No association between egg consumption and risk for cardiovascular disease was observed unless the person was diabetic. In diabetics the risk was mildly elevated. These findings are consistent with metabolic research that dietary saturated and trans-fatty acids do influence LDL-cholesterol much more than what dietary cholesterol does (BMJ 2013 Jan 7;346:e8539).
What an amazing situation; highly reputed professional medical associations give out recommendations without having conclusive evidence in their hands! If eggs are eaten, they recommend; it is easy to avoid the cholesterol by not eating the egg yolk!
More than amazing – this is a joke. Surely none of the members of the committee has ever done that. This is a classic case of medical advice that will be followed by the patient maybe twice and then never again.
Anyhow – it is time now to lift the taboo on eggs. No remorse needed. Forget about not eating eggs in order to keep your cholesterol down unless you are diabetic. Let’s not forget, eggs are a common ingredient in the Mediterranean diet, which is renowned for its health benefits.
Antibiotics in Spain are the third most consumed food item after chorizo and red wine and the most favourite one is Amoxicillin. Go to a pharmacy and ask for a cure for your runny nose, cough, flu or unfaithful husband/wife and you will surely end up with a packet of Clamoxyl 500 handed over the counter.

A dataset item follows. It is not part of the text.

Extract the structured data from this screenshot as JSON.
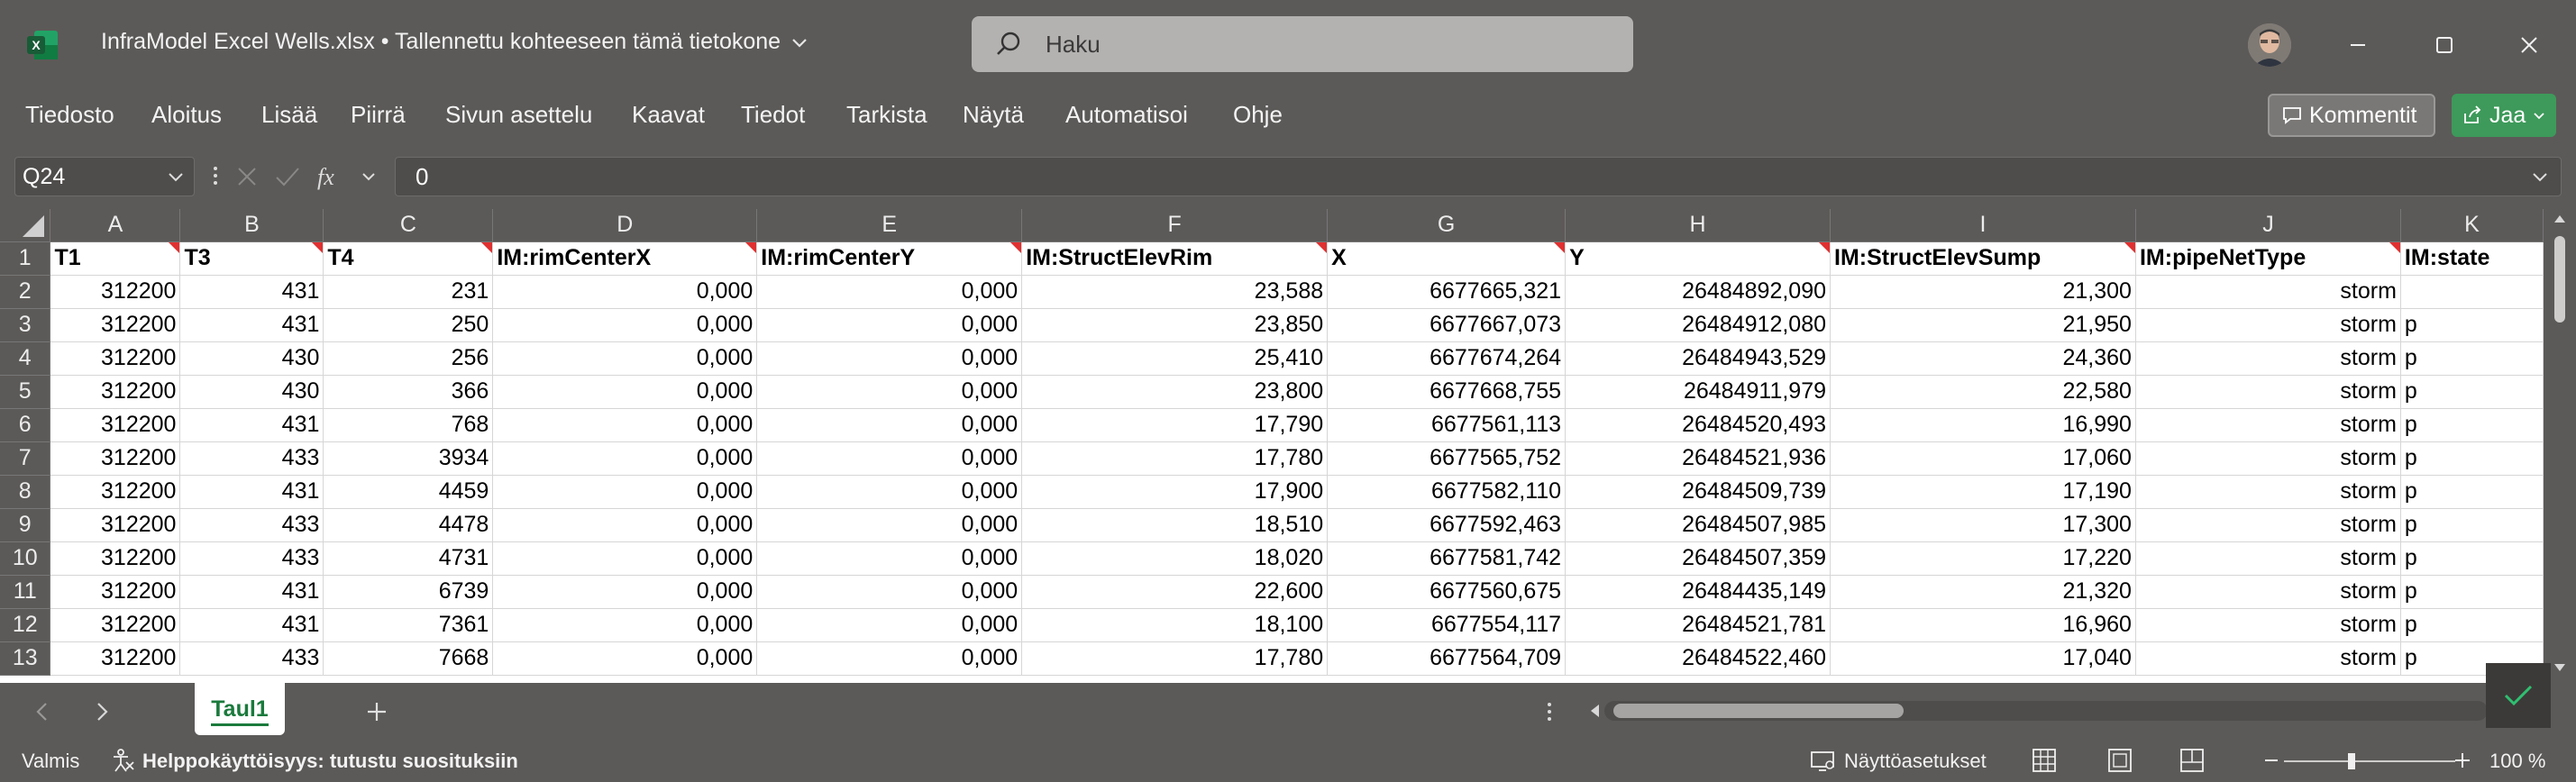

Now European researchers have conducted a multi-national trial involving more than 2000 adults with symptoms of what is commonly called bronchitis and goes along with a cough. Patients received 1000mg of Amoxicillin thrice daily or placebo for 1 week. No significant difference was found for the duration of symptoms between the two groups. Side effects were more common in the Amoxicillin group (Lancet Infect Dis 2013 Feb; 13:23).
A sudden cough may be caused by such different conditions as a common cold, a sinusitis or pneumonia. For most cases, because pneumonia is a rare event, antibiotics are of no help as much as a cure is concerned, but of big help if one wants some undesirable side effects.
It is still very common in Spain to use antibiotics as a cure for everything and it is difficult to understand for a northern mind that this behaviour is fostered by pharmacists with a scientific university career. It is in the best case an irrational un-scientific behaviour and it needs a permissive Spanish mind to not get a bit cross about it.
Medics are often part of that situation by prescribing antibiotics unnecessarily, but we ourselves try not to contribute and will use antibiotics only if a benefit for the patient is to be expected.
The problem is: a box of unnecessary antibiotics purchased at the ‘local dealer’ is cheaper than a visit to the doctor.